Home now, beside you, your tiger sleeps. He has been sedated. You know better than to stroke the downy insides of his arms. You know better than cover him with the comforter you chose to match his golden eyes. You wait, hoping this sleep takes hold, maybe forever, maybe eternally, for even simple things —leaving your bed, walking out a door— are complicated by a tiger.
This morning at your front door, your tiger pawed for entry. Did you have a choice? Your tiger sounded frightened; your tiger felt endangered. Shhh, you whispered, opening. How about we go downtown?
Put a tiger in a Honda: the car will crash, of course.
Put a tiger in a therapist’s office: he roars and runs outside.
Put a tiger on the sidewalk between a Honda and therapist’s office: he will try to rip a parking meter from the pavement so he can smash a windshield.

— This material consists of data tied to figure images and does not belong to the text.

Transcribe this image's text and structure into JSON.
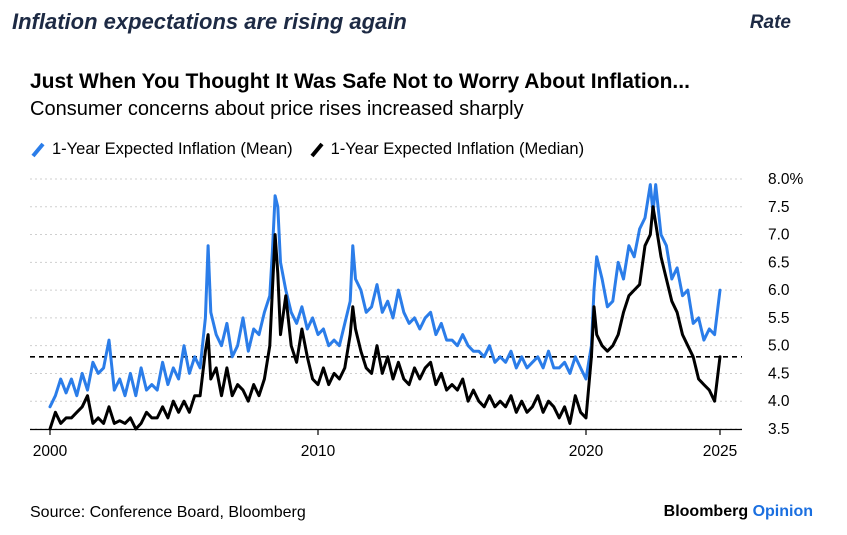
{
  "header": {
    "headline": "Inflation expectations are rising again",
    "category": "Rate"
  },
  "colors": {
    "mean": "#2b7de9",
    "median": "#000000",
    "grid": "#cfcfcf",
    "headline": "#1d2a44",
    "brand_accent": "#1a6fe0"
  },
  "footer": {
    "source": "Source: Conference Board, Bloomberg",
    "brand_main": "Bloomberg",
    "brand_accent": "Opinion"
  },
  "chart_data": {
    "type": "line",
    "title": "Just When You Thought It Was Safe Not to Worry About Inflation...",
    "subtitle": "Consumer concerns about price rises increased sharply",
    "xlabel": "",
    "ylabel": "",
    "xlim": [
      2000,
      2025.6
    ],
    "ylim": [
      3.5,
      8.0
    ],
    "x_ticks": [
      2000,
      2010,
      2020,
      2025
    ],
    "x_tick_labels": [
      "2000",
      "2010",
      "2020",
      "2025"
    ],
    "y_ticks": [
      3.5,
      4.0,
      4.5,
      5.0,
      5.5,
      6.0,
      6.5,
      7.0,
      7.5,
      8.0
    ],
    "y_tick_labels": [
      "3.5",
      "4.0",
      "4.5",
      "5.0",
      "5.5",
      "6.0",
      "6.5",
      "7.0",
      "7.5",
      "8.0%"
    ],
    "y_axis_side": "right",
    "grid": "horizontal dotted",
    "reference_line": {
      "value": 4.8,
      "style": "dashed"
    },
    "series": [
      {
        "name": "1-Year Expected Inflation (Mean)",
        "color": "#2b7de9",
        "points": [
          [
            2000.0,
            3.9
          ],
          [
            2000.2,
            4.1
          ],
          [
            2000.4,
            4.4
          ],
          [
            2000.6,
            4.15
          ],
          [
            2000.8,
            4.4
          ],
          [
            2001.0,
            4.1
          ],
          [
            2001.2,
            4.5
          ],
          [
            2001.4,
            4.2
          ],
          [
            2001.6,
            4.7
          ],
          [
            2001.8,
            4.5
          ],
          [
            2002.0,
            4.6
          ],
          [
            2002.2,
            5.1
          ],
          [
            2002.4,
            4.2
          ],
          [
            2002.6,
            4.4
          ],
          [
            2002.8,
            4.1
          ],
          [
            2003.0,
            4.5
          ],
          [
            2003.2,
            4.1
          ],
          [
            2003.4,
            4.6
          ],
          [
            2003.6,
            4.2
          ],
          [
            2003.8,
            4.3
          ],
          [
            2004.0,
            4.2
          ],
          [
            2004.2,
            4.7
          ],
          [
            2004.4,
            4.3
          ],
          [
            2004.6,
            4.6
          ],
          [
            2004.8,
            4.4
          ],
          [
            2005.0,
            5.0
          ],
          [
            2005.2,
            4.5
          ],
          [
            2005.4,
            4.8
          ],
          [
            2005.6,
            4.6
          ],
          [
            2005.8,
            5.5
          ],
          [
            2005.9,
            6.8
          ],
          [
            2006.0,
            5.6
          ],
          [
            2006.2,
            5.2
          ],
          [
            2006.4,
            5.0
          ],
          [
            2006.6,
            5.4
          ],
          [
            2006.8,
            4.8
          ],
          [
            2007.0,
            5.0
          ],
          [
            2007.2,
            5.5
          ],
          [
            2007.4,
            4.9
          ],
          [
            2007.6,
            5.3
          ],
          [
            2007.8,
            5.2
          ],
          [
            2008.0,
            5.6
          ],
          [
            2008.2,
            5.9
          ],
          [
            2008.3,
            6.7
          ],
          [
            2008.4,
            7.7
          ],
          [
            2008.5,
            7.5
          ],
          [
            2008.6,
            6.5
          ],
          [
            2008.8,
            6.0
          ],
          [
            2009.0,
            5.6
          ],
          [
            2009.2,
            5.4
          ],
          [
            2009.4,
            5.7
          ],
          [
            2009.6,
            5.3
          ],
          [
            2009.8,
            5.5
          ],
          [
            2010.0,
            5.2
          ],
          [
            2010.2,
            5.3
          ],
          [
            2010.4,
            5.0
          ],
          [
            2010.6,
            5.1
          ],
          [
            2010.8,
            5.0
          ],
          [
            2011.0,
            5.4
          ],
          [
            2011.2,
            5.8
          ],
          [
            2011.3,
            6.8
          ],
          [
            2011.4,
            6.2
          ],
          [
            2011.6,
            6.0
          ],
          [
            2011.8,
            5.6
          ],
          [
            2012.0,
            5.7
          ],
          [
            2012.2,
            6.1
          ],
          [
            2012.4,
            5.6
          ],
          [
            2012.6,
            5.8
          ],
          [
            2012.8,
            5.5
          ],
          [
            2013.0,
            6.0
          ],
          [
            2013.2,
            5.6
          ],
          [
            2013.4,
            5.4
          ],
          [
            2013.6,
            5.5
          ],
          [
            2013.8,
            5.3
          ],
          [
            2014.0,
            5.5
          ],
          [
            2014.2,
            5.6
          ],
          [
            2014.4,
            5.2
          ],
          [
            2014.6,
            5.4
          ],
          [
            2014.8,
            5.1
          ],
          [
            2015.0,
            5.1
          ],
          [
            2015.2,
            5.0
          ],
          [
            2015.4,
            5.2
          ],
          [
            2015.6,
            5.0
          ],
          [
            2015.8,
            4.9
          ],
          [
            2016.0,
            4.9
          ],
          [
            2016.2,
            4.8
          ],
          [
            2016.4,
            5.0
          ],
          [
            2016.6,
            4.7
          ],
          [
            2016.8,
            4.8
          ],
          [
            2017.0,
            4.7
          ],
          [
            2017.2,
            4.9
          ],
          [
            2017.4,
            4.6
          ],
          [
            2017.6,
            4.8
          ],
          [
            2017.8,
            4.6
          ],
          [
            2018.0,
            4.7
          ],
          [
            2018.2,
            4.8
          ],
          [
            2018.4,
            4.6
          ],
          [
            2018.6,
            4.9
          ],
          [
            2018.8,
            4.6
          ],
          [
            2019.0,
            4.6
          ],
          [
            2019.2,
            4.7
          ],
          [
            2019.4,
            4.5
          ],
          [
            2019.6,
            4.8
          ],
          [
            2019.8,
            4.6
          ],
          [
            2020.0,
            4.4
          ],
          [
            2020.2,
            5.0
          ],
          [
            2020.3,
            6.0
          ],
          [
            2020.4,
            6.6
          ],
          [
            2020.6,
            6.2
          ],
          [
            2020.8,
            5.7
          ],
          [
            2021.0,
            5.8
          ],
          [
            2021.2,
            6.5
          ],
          [
            2021.4,
            6.2
          ],
          [
            2021.6,
            6.8
          ],
          [
            2021.8,
            6.6
          ],
          [
            2022.0,
            7.1
          ],
          [
            2022.2,
            7.3
          ],
          [
            2022.4,
            7.9
          ],
          [
            2022.5,
            7.4
          ],
          [
            2022.6,
            7.9
          ],
          [
            2022.8,
            7.0
          ],
          [
            2023.0,
            6.8
          ],
          [
            2023.2,
            6.2
          ],
          [
            2023.4,
            6.4
          ],
          [
            2023.6,
            5.9
          ],
          [
            2023.8,
            6.0
          ],
          [
            2024.0,
            5.4
          ],
          [
            2024.2,
            5.5
          ],
          [
            2024.4,
            5.1
          ],
          [
            2024.6,
            5.3
          ],
          [
            2024.8,
            5.2
          ],
          [
            2025.0,
            6.0
          ]
        ]
      },
      {
        "name": "1-Year Expected Inflation (Median)",
        "color": "#000000",
        "points": [
          [
            2000.0,
            3.5
          ],
          [
            2000.2,
            3.8
          ],
          [
            2000.4,
            3.6
          ],
          [
            2000.6,
            3.7
          ],
          [
            2000.8,
            3.7
          ],
          [
            2001.0,
            3.8
          ],
          [
            2001.2,
            3.9
          ],
          [
            2001.4,
            4.1
          ],
          [
            2001.6,
            3.6
          ],
          [
            2001.8,
            3.7
          ],
          [
            2002.0,
            3.6
          ],
          [
            2002.2,
            3.9
          ],
          [
            2002.4,
            3.6
          ],
          [
            2002.6,
            3.65
          ],
          [
            2002.8,
            3.6
          ],
          [
            2003.0,
            3.7
          ],
          [
            2003.2,
            3.5
          ],
          [
            2003.4,
            3.6
          ],
          [
            2003.6,
            3.8
          ],
          [
            2003.8,
            3.7
          ],
          [
            2004.0,
            3.7
          ],
          [
            2004.2,
            3.9
          ],
          [
            2004.4,
            3.7
          ],
          [
            2004.6,
            4.0
          ],
          [
            2004.8,
            3.8
          ],
          [
            2005.0,
            4.0
          ],
          [
            2005.2,
            3.8
          ],
          [
            2005.4,
            4.1
          ],
          [
            2005.6,
            4.1
          ],
          [
            2005.8,
            4.9
          ],
          [
            2005.9,
            5.2
          ],
          [
            2006.0,
            4.4
          ],
          [
            2006.2,
            4.6
          ],
          [
            2006.4,
            4.1
          ],
          [
            2006.6,
            4.6
          ],
          [
            2006.8,
            4.1
          ],
          [
            2007.0,
            4.3
          ],
          [
            2007.2,
            4.2
          ],
          [
            2007.4,
            4.0
          ],
          [
            2007.6,
            4.3
          ],
          [
            2007.8,
            4.1
          ],
          [
            2008.0,
            4.4
          ],
          [
            2008.2,
            5.0
          ],
          [
            2008.3,
            6.0
          ],
          [
            2008.4,
            7.0
          ],
          [
            2008.5,
            6.3
          ],
          [
            2008.6,
            5.2
          ],
          [
            2008.8,
            5.9
          ],
          [
            2009.0,
            5.0
          ],
          [
            2009.2,
            4.7
          ],
          [
            2009.4,
            5.3
          ],
          [
            2009.6,
            4.8
          ],
          [
            2009.8,
            4.4
          ],
          [
            2010.0,
            4.3
          ],
          [
            2010.2,
            4.6
          ],
          [
            2010.4,
            4.3
          ],
          [
            2010.6,
            4.5
          ],
          [
            2010.8,
            4.4
          ],
          [
            2011.0,
            4.6
          ],
          [
            2011.2,
            5.2
          ],
          [
            2011.3,
            5.7
          ],
          [
            2011.4,
            5.3
          ],
          [
            2011.6,
            4.9
          ],
          [
            2011.8,
            4.6
          ],
          [
            2012.0,
            4.5
          ],
          [
            2012.2,
            5.0
          ],
          [
            2012.4,
            4.5
          ],
          [
            2012.6,
            4.8
          ],
          [
            2012.8,
            4.4
          ],
          [
            2013.0,
            4.7
          ],
          [
            2013.2,
            4.4
          ],
          [
            2013.4,
            4.3
          ],
          [
            2013.6,
            4.6
          ],
          [
            2013.8,
            4.4
          ],
          [
            2014.0,
            4.6
          ],
          [
            2014.2,
            4.7
          ],
          [
            2014.4,
            4.3
          ],
          [
            2014.6,
            4.5
          ],
          [
            2014.8,
            4.2
          ],
          [
            2015.0,
            4.3
          ],
          [
            2015.2,
            4.2
          ],
          [
            2015.4,
            4.4
          ],
          [
            2015.6,
            4.0
          ],
          [
            2015.8,
            4.2
          ],
          [
            2016.0,
            4.0
          ],
          [
            2016.2,
            3.9
          ],
          [
            2016.4,
            4.1
          ],
          [
            2016.6,
            3.9
          ],
          [
            2016.8,
            4.0
          ],
          [
            2017.0,
            3.9
          ],
          [
            2017.2,
            4.1
          ],
          [
            2017.4,
            3.8
          ],
          [
            2017.6,
            4.0
          ],
          [
            2017.8,
            3.8
          ],
          [
            2018.0,
            3.9
          ],
          [
            2018.2,
            4.1
          ],
          [
            2018.4,
            3.8
          ],
          [
            2018.6,
            4.0
          ],
          [
            2018.8,
            3.9
          ],
          [
            2019.0,
            3.7
          ],
          [
            2019.2,
            3.9
          ],
          [
            2019.4,
            3.6
          ],
          [
            2019.6,
            4.1
          ],
          [
            2019.8,
            3.8
          ],
          [
            2020.0,
            3.7
          ],
          [
            2020.2,
            4.8
          ],
          [
            2020.3,
            5.7
          ],
          [
            2020.4,
            5.2
          ],
          [
            2020.6,
            5.0
          ],
          [
            2020.8,
            4.9
          ],
          [
            2021.0,
            5.0
          ],
          [
            2021.2,
            5.2
          ],
          [
            2021.4,
            5.6
          ],
          [
            2021.6,
            5.9
          ],
          [
            2021.8,
            6.0
          ],
          [
            2022.0,
            6.1
          ],
          [
            2022.2,
            6.8
          ],
          [
            2022.4,
            7.0
          ],
          [
            2022.5,
            7.5
          ],
          [
            2022.6,
            7.2
          ],
          [
            2022.8,
            6.6
          ],
          [
            2023.0,
            6.2
          ],
          [
            2023.2,
            5.8
          ],
          [
            2023.4,
            5.6
          ],
          [
            2023.6,
            5.2
          ],
          [
            2023.8,
            5.0
          ],
          [
            2024.0,
            4.8
          ],
          [
            2024.2,
            4.4
          ],
          [
            2024.4,
            4.3
          ],
          [
            2024.6,
            4.2
          ],
          [
            2024.8,
            4.0
          ],
          [
            2025.0,
            4.8
          ]
        ]
      }
    ]
  }
}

What did you expect? the therapist asked. You married him. Your flesh is thin; you’re full of blood. Fangs are always fangs.
Your tiger paced the cobblestones. People pushed strollers across the street.
From the doorstep, the therapist said, Lady, you have two choices:
Come inside and phone police.
Or collect your tiger and go.
This was your tiger, for better, for worse. How could you build his cage? Two summers would pass—court orders, new apartments, a parade of brave assistants— before you called police.
Today, you coaxed your tiger through the car door. As you clicked his seatbelt, he sniffed the fine hairs on your neck. You knew the power of your scent. The drive was long. Your tiger growled incessantly, his every “you” sounding like “slut.” Forgiveness cut inside your throat, healed, cut again. You knew:
A tiger’s tongue is made of needles.
A tiger’s teeth are blades.
A tiger injected with diazepam will eventually fall quiet.
Some day, perhaps, you will be tigerless. Your friends will return to you, bringing homemade soups. They will study your opposable thumbs, your small, curved jaw, and ask a human question:
How did a lady like you end up with that tiger?
As if love is a choice of doors: the lady or the tiger. As if you couldn’t open both. As if opening and closing doors solved anything at all.
Doors can only change your life onscreen, in game shows, slasher movies. What does a tiger know of doors? This tiger slipped into your house inside upholstered chairs. One moment, you skipped a favorite song; the floral pattern parted. Instinct made you flinch. Where there was once a Sunday morning, there was now a tiger. A tiger in your living room. A tiger poised to strike. Any sensible lady would have run straight out the door. You did.
The rural roads were sleeting dark. You knew it could be worse. You were frightened. You felt endangered. I’m so sorry, your tiger wept. Can you please come home?
The house you built together was far away, bright with frantic light.
Home again, here you are, unflinching now, unmoving. Your tiger’s eyes are closed. Even drugged, he reaches over, pins you to this shredded landscape:
A rumpled bed.
A dirty floor.
An always, always open door.
A door is not a choice. In any story with a tiger, the only certainty is damage. All your human heart can do is fill, empty, fill, beating out the puny kicks of something almost beaten. You know better. It could be worse. Your whole world rests inside this tiger’s paw— his claws, for now, retracted.